入学直後という事情はあるが、俺たちが全員ジャージを着ている中で、最上級生の女の子だけが、体操服と呼ぶには露出の多い格好でプリントを配る様子に、興奮しなかったと言ったら嘘になる。他の男子と同様に、生足剥き出しのお姉さんたちを見るのはうれしかった。


しかしそれ以上に、学校側の一方的な管理や自由の生活を強いられているという嫌悪感も強く、抑圧された学校やシステム全体に鬱陶しさを感じていた。

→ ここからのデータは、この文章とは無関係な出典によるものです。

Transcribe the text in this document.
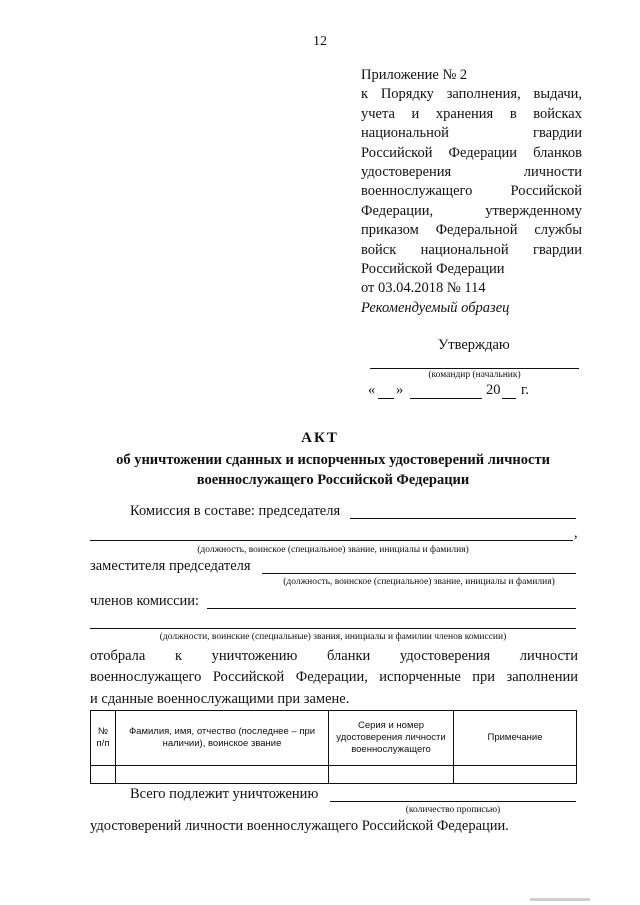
12
Приложение № 2
к Порядку заполнения, выдачи,
учета и хранения в войсках
национальной гвардии
Российской Федерации бланков
удостоверения личности
военнослужащего Российской
Федерации, утвержденному
приказом Федеральной службы
войск национальной гвардии
Российской Федерации
от 03.04.2018 № 114
Рекомендуемый образец
Утверждаю
(командир (начальник)
« »	20 г.
АКТ
об уничтожении сданных и испорченных удостоверений личности
военнослужащего Российской Федерации
Комиссия в составе: председателя
,
(должность, воинское (специальное) звание, инициалы и фамилия)
заместителя председателя
(должность, воинское (специальное) звание, инициалы и фамилия)
членов комиссии:
(должности, воинские (специальные) звания, инициалы и фамилии членов комиссии)
отобрала к уничтожению бланки удостоверения личности
военнослужащего Российской Федерации, испорченные при заполнении
и сданные военнослужащими при замене.
№ п/п	Фамилия, имя, отчество (последнее – при наличии), воинское звание	Серия и номер удостоверения личности военнослужащего	Примечание

Всего подлежит уничтожению
(количество прописью)
удостоверений личности военнослужащего Российской Федерации.
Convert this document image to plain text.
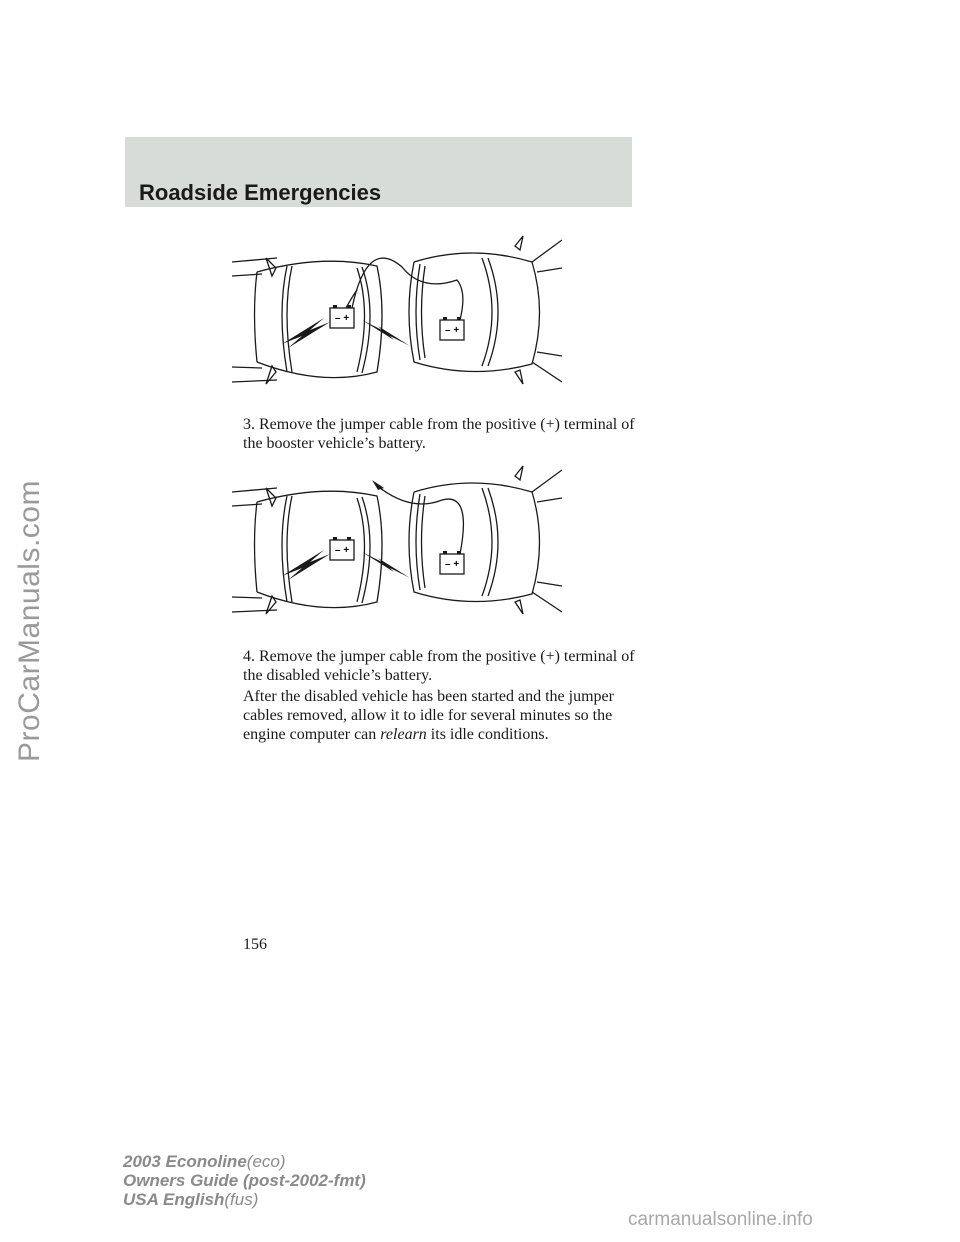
ProCarManuals.com
Roadside Emergencies
– +
– +
3. Remove the jumper cable from the positive (+) terminal of the booster vehicle’s battery.
– +
– +
4. Remove the jumper cable from the positive (+) terminal of the disabled vehicle’s battery.
After the disabled vehicle has been started and the jumper cables removed, allow it to idle for several minutes so the engine computer can relearn its idle conditions.
156
2003 Econoline(eco)
Owners Guide (post-2002-fmt)
USA English(fus)
carmanualsonline.info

やがて俺のところにも先輩が近づいてきた。俺の列を担当するのは頭の上でくるりと髪の毛をまとめた童顔で小柄な先輩だった。太腿が若干肉付きが良く、歩く度にぷるぷると揺れている。

彼女がひとり前の生徒のところに立った時、俺は意図せずにその先輩の名前を知ってしまった。ブルマの正面に名前が刺繍で縫い込まれていたからだ。

白井さやか。

実はこの先輩のことは、顔をはじめとしてはほとんど何も覚えていない。可愛かったかもしれないし、普通だったかもしれない。俺の顔の前には女子高生の股間あり、視界には常にそれだけが見えているので、顔よりも太腿と腰の形と刺繍された名前だけが強烈に記憶されているのだ。

ブルマに名前がしっかりと書かれてることにも驚いたが、それ以上に、彼女にとってはまだ名前も知らない新入生全員に、一方的に剥き出しの下半身と名前を覚えられてしまう状況を不憫に思った。